Senadores esperam que depoimento fortaleça tese de que Bolsonaro tinha estrutura de especialistas fora do Ministério da Saúde
Defensora da prescrição de cloroquina para pacientes com covid-19, a oncologista e imunologista Nise Yamaguchi será questionada, nesta terça-feira, dia 1º, na CPI da Covid, sobre a existência de uma espécie de “gabinete paralelo” no comando das ações de enfrentamento da pandemia do novo coronavírus.
Com extenso currículo no campo da oncologia clínica, a médica surpreendeu colegas, há pouco mais de um ano, com sua postura pró-cloroquina, medicamento sem eficácia comprovada contra o coronavírus, capaz de provocar efeitos colaterais adversos. Próxima de Jair Bolsonaro, ela chegou a ser cotada para assumir o Ministério da Saúde. O presidente é um entusiasta do chamado tratamento precoce com o uso do remédio, indicado para malária e amebíase, entre outras doenças.
Curriculo de Nise Yamaguchi
Formada em Medicina pela Universidade de São Paulo em 1982, ela completou a residência em em Imunologia no Hospital das Clínicas em 1988 e depois realizou diversos cursos no exterior que lhe conferiram um viés humanista nos atendimentos, característica pela qual é conhecida. Ela não possui especialização em infectologia.
“A dra. Nise não foi chamada como especialista, mas como testemunha, uma vez que ela tem participação em diversas reuniões daquilo que está sendo chamado de ‘gabinete paralelo’ da Saúde. Inclusive reuniões com a presença do próprio presidente”, afirmou o senador Alessandro Vieira (Cidadania-SE) ao Estadão. “Ela pode reportar como essas reuniões transcorriam, quais eram os temas, quem organizava e eventualmente financiava esses encontros”, acrescentou.
O depoimento de Nise foi requerido pelos senadores Marcos Rogério (DEM-RO) e Eduardo Girão (Podemos-CE), aliados do governo, e tornou-se inevitável especialmente depois que ela foi mencionada pelo diretor-presidente da Anvisa, Antonio Barra Torres, na sessão da CPI do último dia 11. Segundo ele, Nise defendeu a alteração da bula da cloroquina, de modo a indicar o medicamento como tratamento para covid-19. A mudança seria feita por decreto presidencial, mas Barra Torres se negou a acatar a demanda que contrariava as normas da Anvisa.
A bula da cloroquina
Atualmente, a bula da cloroquina cita que o remédio é indicado para caso “agudo de malária”, amebíase hepática, artrite reumatoide, lúpus, sarcoidose e doenças que provocam sensibilidade dos olhos à luz.
Barra Torres havia corroborado o depoimento do ex-ministro da Saúde Luiz Henrique Mandetta segundo o qual, havia – em uma reunião realizada no início da pandemia no Palácio do Planalto – um papel não timbrado de decreto presidencial que propunha a alteração da bula. “Esse documento foi comentado pela dra.
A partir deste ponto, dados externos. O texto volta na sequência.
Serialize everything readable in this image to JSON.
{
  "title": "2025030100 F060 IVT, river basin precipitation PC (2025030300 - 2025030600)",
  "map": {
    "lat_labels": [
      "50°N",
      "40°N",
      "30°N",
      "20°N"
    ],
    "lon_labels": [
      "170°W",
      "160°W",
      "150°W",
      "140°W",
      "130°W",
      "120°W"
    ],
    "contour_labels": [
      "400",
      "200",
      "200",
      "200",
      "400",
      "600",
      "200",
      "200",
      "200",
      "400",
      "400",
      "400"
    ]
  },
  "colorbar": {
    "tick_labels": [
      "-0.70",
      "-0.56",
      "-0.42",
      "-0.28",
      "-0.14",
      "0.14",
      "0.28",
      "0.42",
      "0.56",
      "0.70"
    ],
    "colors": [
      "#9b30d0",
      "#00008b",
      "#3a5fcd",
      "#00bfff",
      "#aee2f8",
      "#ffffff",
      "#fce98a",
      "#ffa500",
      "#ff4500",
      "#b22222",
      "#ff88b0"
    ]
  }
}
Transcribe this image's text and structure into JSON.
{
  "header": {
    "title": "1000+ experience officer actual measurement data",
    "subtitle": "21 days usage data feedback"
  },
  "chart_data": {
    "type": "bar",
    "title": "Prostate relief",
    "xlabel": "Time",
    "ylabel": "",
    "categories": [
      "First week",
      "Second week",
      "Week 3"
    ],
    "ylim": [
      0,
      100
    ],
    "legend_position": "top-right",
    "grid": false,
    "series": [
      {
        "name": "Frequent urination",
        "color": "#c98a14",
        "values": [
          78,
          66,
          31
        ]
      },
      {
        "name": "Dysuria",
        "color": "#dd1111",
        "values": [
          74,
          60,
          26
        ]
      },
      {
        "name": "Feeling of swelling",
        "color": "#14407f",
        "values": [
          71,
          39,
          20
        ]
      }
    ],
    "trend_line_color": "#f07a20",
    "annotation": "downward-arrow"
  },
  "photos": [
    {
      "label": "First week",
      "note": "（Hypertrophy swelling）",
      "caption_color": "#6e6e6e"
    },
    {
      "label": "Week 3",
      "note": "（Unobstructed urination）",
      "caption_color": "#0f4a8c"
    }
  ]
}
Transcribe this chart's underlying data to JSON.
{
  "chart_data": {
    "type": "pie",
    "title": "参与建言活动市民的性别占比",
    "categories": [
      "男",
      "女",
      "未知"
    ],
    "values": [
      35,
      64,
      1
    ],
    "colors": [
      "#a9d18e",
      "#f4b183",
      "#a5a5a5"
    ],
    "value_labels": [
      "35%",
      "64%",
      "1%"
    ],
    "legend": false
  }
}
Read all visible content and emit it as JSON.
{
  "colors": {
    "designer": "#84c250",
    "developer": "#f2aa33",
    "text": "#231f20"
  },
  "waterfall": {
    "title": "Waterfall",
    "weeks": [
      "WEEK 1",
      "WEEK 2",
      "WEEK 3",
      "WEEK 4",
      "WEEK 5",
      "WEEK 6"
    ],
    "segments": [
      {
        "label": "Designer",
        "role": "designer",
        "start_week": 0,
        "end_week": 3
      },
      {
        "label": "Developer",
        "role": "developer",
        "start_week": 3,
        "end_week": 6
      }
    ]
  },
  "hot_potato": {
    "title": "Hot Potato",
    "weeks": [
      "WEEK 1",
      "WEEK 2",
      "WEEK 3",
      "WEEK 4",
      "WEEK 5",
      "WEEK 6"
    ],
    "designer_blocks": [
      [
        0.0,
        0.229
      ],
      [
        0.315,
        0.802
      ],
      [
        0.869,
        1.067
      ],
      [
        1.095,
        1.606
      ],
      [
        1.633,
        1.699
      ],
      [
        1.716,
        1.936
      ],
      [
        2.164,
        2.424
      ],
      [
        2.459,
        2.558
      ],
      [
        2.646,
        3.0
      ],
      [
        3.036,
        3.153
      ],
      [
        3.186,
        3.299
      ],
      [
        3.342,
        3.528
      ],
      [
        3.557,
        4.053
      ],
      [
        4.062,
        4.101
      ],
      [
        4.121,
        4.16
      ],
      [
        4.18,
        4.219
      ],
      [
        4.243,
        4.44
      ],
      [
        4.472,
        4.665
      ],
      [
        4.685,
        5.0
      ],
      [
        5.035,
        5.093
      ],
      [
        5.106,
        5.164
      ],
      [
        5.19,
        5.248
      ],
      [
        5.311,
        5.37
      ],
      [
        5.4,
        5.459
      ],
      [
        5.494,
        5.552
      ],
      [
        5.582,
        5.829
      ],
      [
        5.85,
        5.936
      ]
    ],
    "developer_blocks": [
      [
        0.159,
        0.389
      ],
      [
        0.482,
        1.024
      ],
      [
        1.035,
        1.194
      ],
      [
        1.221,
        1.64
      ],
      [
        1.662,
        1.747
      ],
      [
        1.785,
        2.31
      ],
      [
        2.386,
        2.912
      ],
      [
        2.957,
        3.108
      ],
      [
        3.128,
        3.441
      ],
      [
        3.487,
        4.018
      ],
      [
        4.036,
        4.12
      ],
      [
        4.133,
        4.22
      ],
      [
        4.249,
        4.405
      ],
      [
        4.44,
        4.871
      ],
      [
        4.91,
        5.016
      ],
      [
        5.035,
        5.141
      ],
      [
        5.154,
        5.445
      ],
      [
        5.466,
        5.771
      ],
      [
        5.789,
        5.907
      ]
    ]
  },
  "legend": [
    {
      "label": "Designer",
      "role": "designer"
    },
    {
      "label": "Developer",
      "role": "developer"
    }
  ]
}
Nise Yamaguchi, o que provocou uma reação confesso que até deseducada ou deselegante minha. Minha reação foi muito imediata de dizer que aquilo não poderia ser. Talvez não seja de conhecimento de vossas excelências: só quem pode modificar uma bula de um medicamento registrado é a agência reguladora daquele país, mas desde que solicitado pelo detentor do registro”, afirmou o diretor-presidente da Anvisa. Ele disse ainda que o laboratório que fabrica o remédio deve anexar um pesado dossiê de estudos comprovando que a substância em questão tem uma outra utilização além da originalmente conhecida, para que a agência autorize uma mudança de bula.